In the face of the changing world of work, new relations beyond the traditional setting and narrow definition of an ‘employee’ and ‘employer’ have emerged. It is not in doubt that the global labour cycle is adapting, forced by the advent of technology, diversity in workforce (eg managing millennials) and the innovations it now requires. For example, with millennials largely making up the modern workforce, employers are now being forced to consider more flexible and sustainable working arrangements. Outsourcing arrangements/contract staffing remain a major concern with makeshift measures that allow employers to avoid certain obligations such as pensions, insurance, gratuity, etc.
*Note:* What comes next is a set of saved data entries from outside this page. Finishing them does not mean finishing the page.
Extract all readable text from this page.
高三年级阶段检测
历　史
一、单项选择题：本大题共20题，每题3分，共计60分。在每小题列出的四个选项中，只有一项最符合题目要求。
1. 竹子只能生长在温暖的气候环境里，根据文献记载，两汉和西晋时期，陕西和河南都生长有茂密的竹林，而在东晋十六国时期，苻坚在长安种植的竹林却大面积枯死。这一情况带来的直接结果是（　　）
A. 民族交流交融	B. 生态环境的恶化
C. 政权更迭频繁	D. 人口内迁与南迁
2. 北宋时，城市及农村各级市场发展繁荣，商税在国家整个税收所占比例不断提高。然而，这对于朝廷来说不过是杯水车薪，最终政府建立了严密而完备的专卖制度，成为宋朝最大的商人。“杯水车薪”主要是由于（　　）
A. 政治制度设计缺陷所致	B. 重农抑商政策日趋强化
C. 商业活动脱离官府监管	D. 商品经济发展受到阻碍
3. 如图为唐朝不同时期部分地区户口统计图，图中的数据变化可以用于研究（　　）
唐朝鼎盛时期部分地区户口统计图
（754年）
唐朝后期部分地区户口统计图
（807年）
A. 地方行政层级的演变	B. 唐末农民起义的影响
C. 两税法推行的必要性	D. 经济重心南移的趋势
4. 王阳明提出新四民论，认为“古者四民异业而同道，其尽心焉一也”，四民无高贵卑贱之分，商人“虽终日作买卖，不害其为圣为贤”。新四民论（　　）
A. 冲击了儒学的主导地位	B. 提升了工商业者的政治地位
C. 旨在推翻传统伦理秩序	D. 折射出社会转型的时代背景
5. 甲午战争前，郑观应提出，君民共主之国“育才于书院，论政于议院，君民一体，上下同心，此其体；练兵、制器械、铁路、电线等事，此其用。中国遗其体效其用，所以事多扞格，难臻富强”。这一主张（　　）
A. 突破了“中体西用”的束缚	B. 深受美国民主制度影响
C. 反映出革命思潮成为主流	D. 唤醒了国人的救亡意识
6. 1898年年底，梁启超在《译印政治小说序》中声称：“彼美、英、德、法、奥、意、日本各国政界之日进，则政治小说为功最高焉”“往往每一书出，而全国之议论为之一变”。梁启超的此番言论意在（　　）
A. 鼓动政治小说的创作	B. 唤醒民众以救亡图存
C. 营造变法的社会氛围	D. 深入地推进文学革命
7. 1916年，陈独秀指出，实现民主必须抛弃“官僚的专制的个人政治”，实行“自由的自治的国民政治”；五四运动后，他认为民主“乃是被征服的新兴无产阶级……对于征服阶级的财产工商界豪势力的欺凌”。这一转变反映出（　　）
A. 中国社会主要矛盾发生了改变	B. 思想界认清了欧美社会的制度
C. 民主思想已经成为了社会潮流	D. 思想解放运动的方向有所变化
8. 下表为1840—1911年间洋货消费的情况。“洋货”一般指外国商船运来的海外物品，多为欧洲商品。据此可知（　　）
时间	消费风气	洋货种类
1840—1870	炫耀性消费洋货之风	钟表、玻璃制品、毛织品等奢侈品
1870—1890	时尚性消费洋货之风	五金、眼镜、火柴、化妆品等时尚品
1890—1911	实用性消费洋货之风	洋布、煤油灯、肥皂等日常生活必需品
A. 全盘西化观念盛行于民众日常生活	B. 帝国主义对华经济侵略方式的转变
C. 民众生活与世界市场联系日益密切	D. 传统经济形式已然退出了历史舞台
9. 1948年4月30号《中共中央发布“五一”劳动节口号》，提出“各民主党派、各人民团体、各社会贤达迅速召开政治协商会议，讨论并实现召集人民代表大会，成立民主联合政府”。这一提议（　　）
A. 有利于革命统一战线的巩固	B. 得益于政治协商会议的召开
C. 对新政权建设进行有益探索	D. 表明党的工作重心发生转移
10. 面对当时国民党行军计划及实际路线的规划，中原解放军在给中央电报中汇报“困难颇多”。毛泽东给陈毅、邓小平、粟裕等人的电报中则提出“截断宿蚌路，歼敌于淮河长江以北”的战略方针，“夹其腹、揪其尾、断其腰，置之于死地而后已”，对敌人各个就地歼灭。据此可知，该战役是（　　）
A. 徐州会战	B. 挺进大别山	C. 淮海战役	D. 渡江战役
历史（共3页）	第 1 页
Technological innovations have introduced novel employment structures that are dynamic but vague, especially in relation to the classification of persons working under such arrangements.
Underscoring the importance of the new signposts raised by triangular work relationships such as outsourcing, the NICN has often identified the issues based on the primacy of facts presented to the court, and shown readiness and capacity to determine the nature of the relationship created and the consequent obligations on both sides. For example, when asked to declare as invalid and unlawful the triangular employment relationship, the NICN declined, having recourse instead to best global practices including those enshrined by the International Labour Organization and strongly recommended for business success.
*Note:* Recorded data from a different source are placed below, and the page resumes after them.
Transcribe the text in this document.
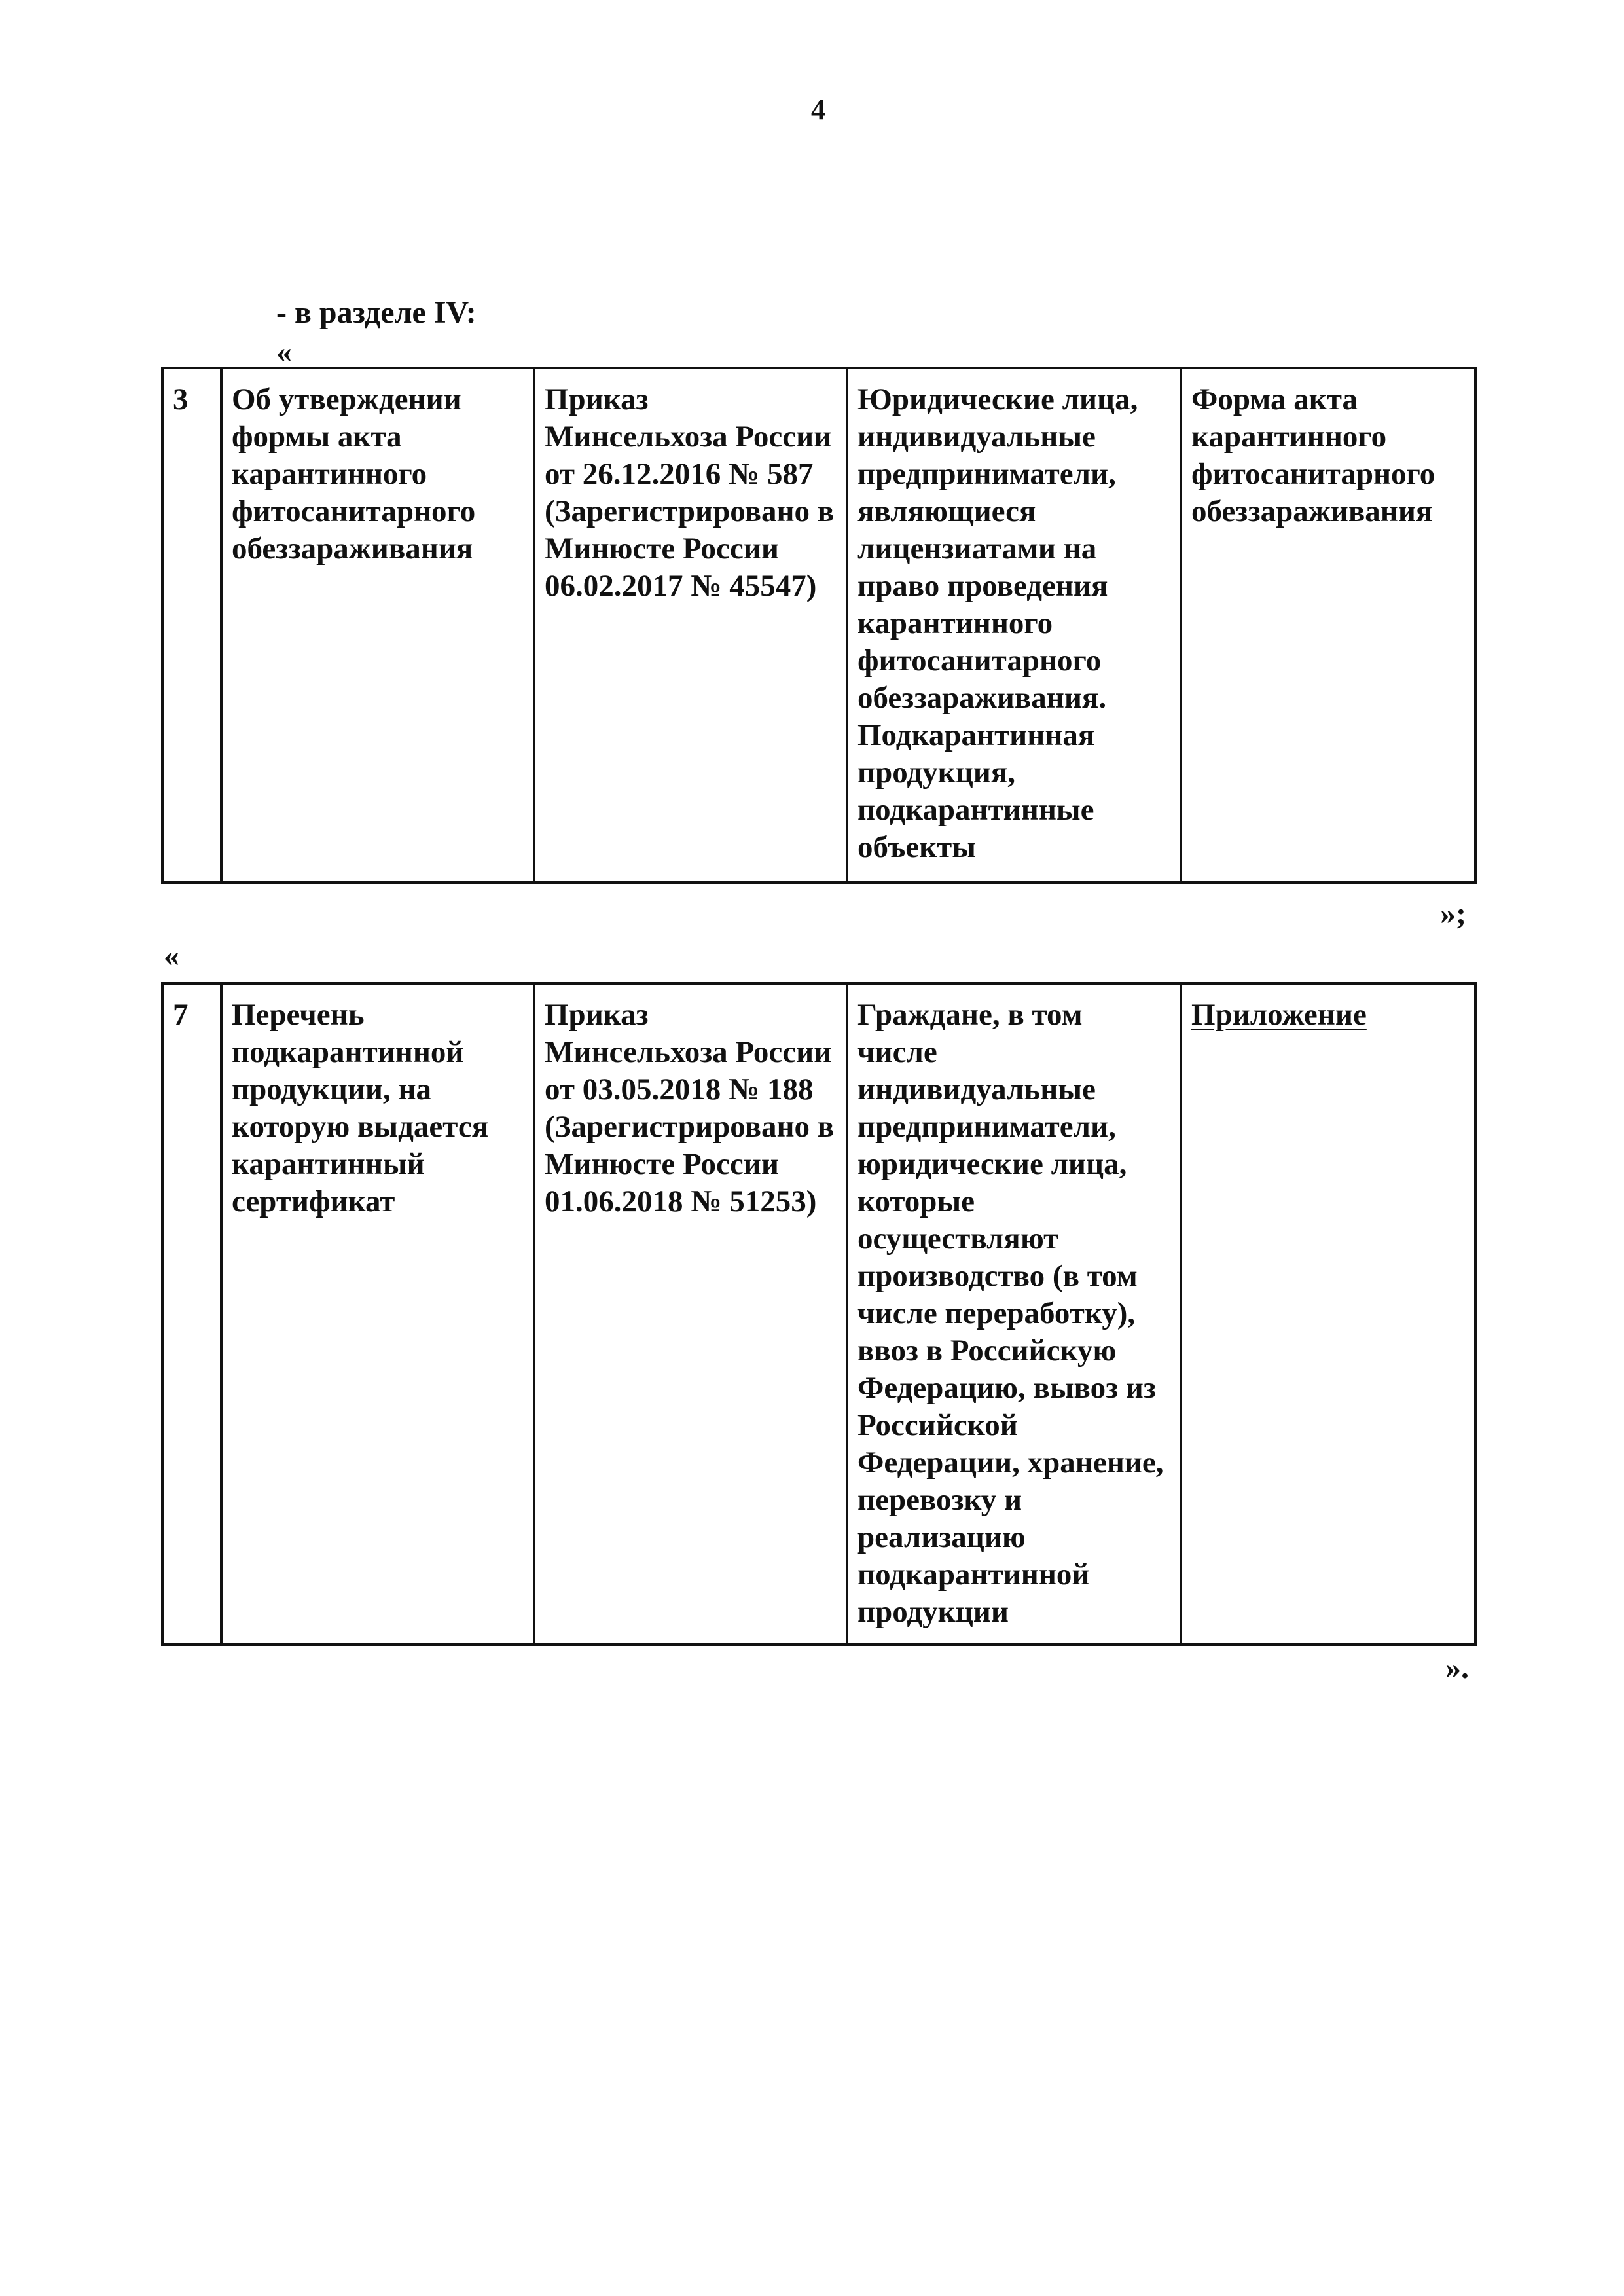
4
- в разделе IV:
«
3	Об утверждении
формы акта
карантинного
фитосанитарного
обеззараживания	Приказ
Минсельхоза России
от 26.12.2016 № 587
(Зарегистрировано в
Минюсте России
06.02.2017 № 45547)	Юридические лица,
индивидуальные
предприниматели,
являющиеся
лицензиатами на
право проведения
карантинного
фитосанитарного
обеззараживания.
Подкарантинная
продукция,
подкарантинные
объекты	Форма акта
карантинного
фитосанитарного
обеззараживания
»;
«
7	Перечень
подкарантинной
продукции, на
которую выдается
карантинный
сертификат	Приказ
Минсельхоза России
от 03.05.2018 № 188
(Зарегистрировано в
Минюсте России
01.06.2018 № 51253)	Граждане, в том
числе
индивидуальные
предприниматели,
юридические лица,
которые
осуществляют
производство (в том
числе переработку),
ввоз в Российскую
Федерацию, вывоз из
Российской
Федерации, хранение,
перевозку и
реализацию
подкарантинной
продукции	Приложение
».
In another notable decision on a related issue, the NICN was provided with an opportunity to determine the nature of the relationship between the technology-enabled ridesharing apps and drivers, that is, whether they could be classified as employees or independent contractors. A favourable outcome that they are direct employees of Uber, Taxify and others would entitle them to numerous employment benefits. However, this could not be determined by the court owing to insufficient facts and evidence to inform a substantive determination. The court, however, did make a glancing reference to the wide amplitude of section 91 of the Labour Act whose imprecise ambit, if a similar question is posed in the future, seem to favour the employee classification.
Artificial intelligence (AI) is impacting almost every sphere of human life, including the world of work. With the dawn of an increasingly AI-driven workplace, the traditional ‘9am to 5pm’ daily work timescale is gradually being eroded. New trends, enabled by smart technologies, are emerging, and the associated toll on the traditional work setting is occurring at an unimaginable pace. The laws are, however, not up to date in dealing with the resulting labour and employment related issues. The limits of no-compete clauses to protect commercially sensitive trade secrets of an employer; unique work arrangements; hours of work; redundancy; work ethic and culture; social media policy and so on, are some of the areas the advent of the disruptive elements of technology is impacting upon in the traditional workplace, even in the face of an absent regulatory regime to deal with these issues.
It is hoped that comprehensive laws to deal with the evolving work landscape would be in place in the near future. For the moment, the NICN, through its far-reaching endeavour at adjudication on labour, employment and workplace issues, calling on best global practices where necessary, continues to offer stimulating new insights, based on the primacy of the facts presented before it.